The People of the State of New York, Respondent, v Roger Grant, Appellant.
    [688 NYS2d 130]
   Judgment, Supreme Court, Bronx County (Nicholas Iacovetta, J.), rendered September 20, 1995, convicting defendant, after a jury trial, of criminal sale of a controlled substance in the third degree and criminal possession of a controlled substance in the third degree, and sentencing him, as a second felony offender, to concurrent terms of 8 to 16 years, unanimously affirmed.

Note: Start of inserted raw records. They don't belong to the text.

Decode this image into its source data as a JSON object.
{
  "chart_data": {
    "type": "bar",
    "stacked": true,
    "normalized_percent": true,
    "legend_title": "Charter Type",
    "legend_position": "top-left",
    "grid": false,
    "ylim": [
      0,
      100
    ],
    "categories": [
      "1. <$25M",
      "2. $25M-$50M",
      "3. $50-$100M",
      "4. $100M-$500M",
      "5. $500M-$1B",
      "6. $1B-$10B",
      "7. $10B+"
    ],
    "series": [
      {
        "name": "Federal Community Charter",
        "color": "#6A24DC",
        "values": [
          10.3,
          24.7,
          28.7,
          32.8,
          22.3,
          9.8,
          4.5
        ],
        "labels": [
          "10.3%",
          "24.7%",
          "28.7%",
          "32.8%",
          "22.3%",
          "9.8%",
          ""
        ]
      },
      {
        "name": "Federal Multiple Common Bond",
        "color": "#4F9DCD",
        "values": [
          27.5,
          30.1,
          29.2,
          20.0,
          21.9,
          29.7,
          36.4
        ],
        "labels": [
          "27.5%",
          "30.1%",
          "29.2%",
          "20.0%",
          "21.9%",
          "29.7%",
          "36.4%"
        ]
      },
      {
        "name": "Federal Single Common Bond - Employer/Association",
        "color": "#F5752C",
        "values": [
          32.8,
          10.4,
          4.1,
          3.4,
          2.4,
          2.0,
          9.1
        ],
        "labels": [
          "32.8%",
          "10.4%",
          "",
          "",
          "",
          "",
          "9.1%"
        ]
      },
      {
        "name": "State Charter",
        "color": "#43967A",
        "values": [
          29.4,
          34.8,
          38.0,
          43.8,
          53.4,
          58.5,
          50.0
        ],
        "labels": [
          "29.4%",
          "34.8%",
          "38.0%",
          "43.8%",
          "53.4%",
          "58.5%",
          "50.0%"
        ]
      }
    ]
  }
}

The verdict was based on legally sufficient evidence and was not against the weight of the evidence. Defendant’s guilt of possession with intent to sell was established by testimony that shortly after selling powdered cocaine to an undercover officer, defendant was found to be in possession of 11 vials of crack cocaine, together with the buy money used in the sale and additional currency. This evidence permitted a reasonable inference that defendant had more than one variety of drugs for sale (see, People v Wager, 255 AD2d 136).

The court properly denied defendant’s request for an adverse inference instruction concerning a destroyed document. On cross-examination of the arresting officer, it was revealed that a NITRO (Narcotics Investigative Tracking Recidivist Offender) form, which he had generated using information contained in the on-line booking sheet and vouchers furnished to defendant at trial, had been routinely destroyed (see, People v Joseph, 86 NY2d 565, 572) by the Police Department shortly after information from the form had been transferred to the computer system. To the extent that some of the information on the NITRO form may be construed to constitute Rosario material, defendant was not prejudiced by its destruction. The subject matter and approximate contents of the form may be ascertained despite its destruction (see, People v Joseph, supra, at 570; People v Smith, 235 AD2d 639, 641, lv denied 89 NY2d 1041). Besides being given a computer printout of the information contained on the destroyed form, defendant rigorously cross-examined the police witnesses, and, in summation, utilized the failure to preserve the form (see, People v Gonzalez, 214 AD2d 308, lv denied 86 NY2d 735).

We perceive no abuse of sentencing discretion. Concur — Sullivan, J. P., Nardelli, Williams and Andrias, JJ.